# Общий раздел > Образование и развитие > Наука >  Находка доисторического ботинка в Армении может стать началом целого ряда сенсаций

## Irina

*О сенсационной находке - самой древней туфле в мире, обнаруженной в Армении, первыми заговорили не местные СМИ, а иностранные. Ученые в свою очередь уверены, что вскоре мир узнает о новых археологических сенсациях.
*
Радиоуглеродный анализ, проведенный в Оксфорде, показал, что кожаному ботинку из пещер в области Вайоц Дзор (140 км к югу от Еревана) - более 5500 лет. То есть туфля из Армении старше знаменитого Стоунхенджа на 400 лет, а египетских пирамид - на целую тысячу лет. Так как армянская сенсация пришла в Армению из-за рубежа, возмущенные армянские журналисты буквально "осадили" Национальную академию наук и Институт археологии и этнографии.

*Интерес подстегнули иностранные СМИ*

Неловкую ситуацию разрядили армянские ученые.

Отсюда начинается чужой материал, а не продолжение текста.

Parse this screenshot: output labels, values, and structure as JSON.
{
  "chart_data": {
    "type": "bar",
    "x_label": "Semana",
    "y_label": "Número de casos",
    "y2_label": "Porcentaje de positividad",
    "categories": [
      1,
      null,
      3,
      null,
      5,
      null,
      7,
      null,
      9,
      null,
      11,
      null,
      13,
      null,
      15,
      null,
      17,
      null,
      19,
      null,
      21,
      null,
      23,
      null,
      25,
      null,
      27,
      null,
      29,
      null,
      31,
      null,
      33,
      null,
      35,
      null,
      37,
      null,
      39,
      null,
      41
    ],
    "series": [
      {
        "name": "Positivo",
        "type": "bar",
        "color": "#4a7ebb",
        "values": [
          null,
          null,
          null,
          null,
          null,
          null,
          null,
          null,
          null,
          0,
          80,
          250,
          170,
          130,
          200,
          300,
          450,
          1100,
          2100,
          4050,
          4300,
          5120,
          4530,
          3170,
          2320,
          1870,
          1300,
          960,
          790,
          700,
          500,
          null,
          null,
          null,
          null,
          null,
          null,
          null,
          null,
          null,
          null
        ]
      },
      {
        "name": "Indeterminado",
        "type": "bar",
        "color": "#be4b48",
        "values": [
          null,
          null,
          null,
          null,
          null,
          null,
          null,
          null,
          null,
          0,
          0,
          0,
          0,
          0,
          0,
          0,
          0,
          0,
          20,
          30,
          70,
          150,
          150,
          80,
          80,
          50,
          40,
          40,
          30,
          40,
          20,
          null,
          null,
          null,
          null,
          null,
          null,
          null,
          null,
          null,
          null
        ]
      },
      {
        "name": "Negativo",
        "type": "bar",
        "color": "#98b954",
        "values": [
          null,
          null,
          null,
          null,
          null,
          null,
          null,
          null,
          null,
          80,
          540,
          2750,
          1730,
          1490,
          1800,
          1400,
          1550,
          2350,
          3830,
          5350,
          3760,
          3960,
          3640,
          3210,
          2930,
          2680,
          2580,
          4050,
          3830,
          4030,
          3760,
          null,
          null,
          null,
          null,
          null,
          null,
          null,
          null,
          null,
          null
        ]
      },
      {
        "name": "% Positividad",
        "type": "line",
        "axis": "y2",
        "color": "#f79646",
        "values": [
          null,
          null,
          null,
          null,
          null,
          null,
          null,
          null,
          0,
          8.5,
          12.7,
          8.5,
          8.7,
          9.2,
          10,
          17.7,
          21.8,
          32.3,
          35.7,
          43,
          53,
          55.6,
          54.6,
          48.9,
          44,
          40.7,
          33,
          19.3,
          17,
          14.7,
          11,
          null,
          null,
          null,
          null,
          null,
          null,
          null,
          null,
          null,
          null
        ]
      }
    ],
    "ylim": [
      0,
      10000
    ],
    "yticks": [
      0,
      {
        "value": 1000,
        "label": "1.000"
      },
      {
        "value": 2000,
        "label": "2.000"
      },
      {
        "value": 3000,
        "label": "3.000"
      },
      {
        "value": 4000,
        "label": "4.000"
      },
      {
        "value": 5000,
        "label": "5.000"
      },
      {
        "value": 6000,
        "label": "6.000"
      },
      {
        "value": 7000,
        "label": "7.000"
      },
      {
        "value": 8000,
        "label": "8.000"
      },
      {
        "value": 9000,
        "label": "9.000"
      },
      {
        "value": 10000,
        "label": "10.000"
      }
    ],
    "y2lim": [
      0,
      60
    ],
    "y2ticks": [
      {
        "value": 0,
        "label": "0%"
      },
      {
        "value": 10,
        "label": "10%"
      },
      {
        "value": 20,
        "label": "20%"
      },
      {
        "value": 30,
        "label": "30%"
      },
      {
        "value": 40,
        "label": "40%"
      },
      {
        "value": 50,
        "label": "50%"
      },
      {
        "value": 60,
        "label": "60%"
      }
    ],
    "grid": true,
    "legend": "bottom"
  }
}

Они напомнили журналистам о том, что о сделанных совместной международной археологической группой находках было заявлено своевременно, по поводу чего был представлен соответствующий пресс-релиз. Другое дело, что информация, предоставленная тогда прессе, вероятно не слишком заинтересовала пишущую братию. Как отметил в интервью Deutsche Welle директор Института археологии и этнографии Национальной академии наук Армении Павел Аветисян, повышенный интерес общественности к находкам подстегнула информация мировых СМИ о результатах радиоуглеродного анализа, проведенного западными учеными, который доказал версию о возрасте башмака.

По словам Аветисяна, международная археологическая группа, в которую кроме армянских и израильских ученых входят археологи из Ирландского национального университета в Корке и Университета Калифорнии в Ирвине, продолжают исследования в пещерах Вайоц Дзора. Так что туфля, а точнее - мокасин со шнуровкой, созданный 5500 лет назад доисторическим модельером, наверняка не останется единственной сенсационной находкой. Армянским же журналистам ученый пожелал впредь быть внимательнее к сообщениям собственной Академии наук.

*Помог пещерный микроклимат*

Изделие доисторического башмачника было обнаружено при раскопках поселения Арени-1, которое ученые относят к медно-каменному веку. Мокасин длиной в 23 с половиной и шириной от 7 до 10 сантиметров (примерно 38-й европейский размер обуви) сделан из цельного куска кожи, скорее всего, буйволиной. Специалисты пока не могут определить, мужчина носил эту обувь или женщина. В момент, когда ботинок был найден, археологи обнаружили в нем солому. По мнению ученых, вероятнее всего, его подготовили для утепления или длительного хранения.

[Скрытая ссылка. Необходима регистрация. ]

Директор Института археологии и этнографии Армении Павел Аветисян рассказал Deutsche Welle, что сохраниться в отличном состоянии древнейшей обуви в мире позволил уникальный микроклимат каменного помещения - особая сухость и постоянная температура воздуха. Кроме того, по словам ученого, пол в пещере c древнейших времен был покрыт экскрементами животного происхождения, которые послужили хорошими консервантами для сенсационных находок.

*На пороге новых сенсаций*

Между тем туфля, о которой сегодня говорят во всем мире, далеко не единственная находка, которую обнаружили археологи в пещере. Там же, в Арени-1, они нашли хорошо сохранившиеся остатки съестных припасов - такие, как зерна пшеницы и ячменя, косточки абрикосов. Несомненно, что в этих пещерах в тот период времени жили люди.

"Думаю, в ближайшее время мировая наука заговорит и о другой, более древней, уникальной находке, сделанной в той же вайоцдзорской пещере", - подчеркнул Павел Аветисян. По его словам, речь идет о чудом сохранившемся фрагменте головного мозга человека. На первый взгляд, в это трудно поверить, но когда "соответствующие исследования и специальный анализ находки позволят назвать ее более точный возраст, мы обязательно сообщим об этом", - заверил Павел Аветисян.

Узнает ли мир о новой сенсации из армянских источников, покажет время.

----------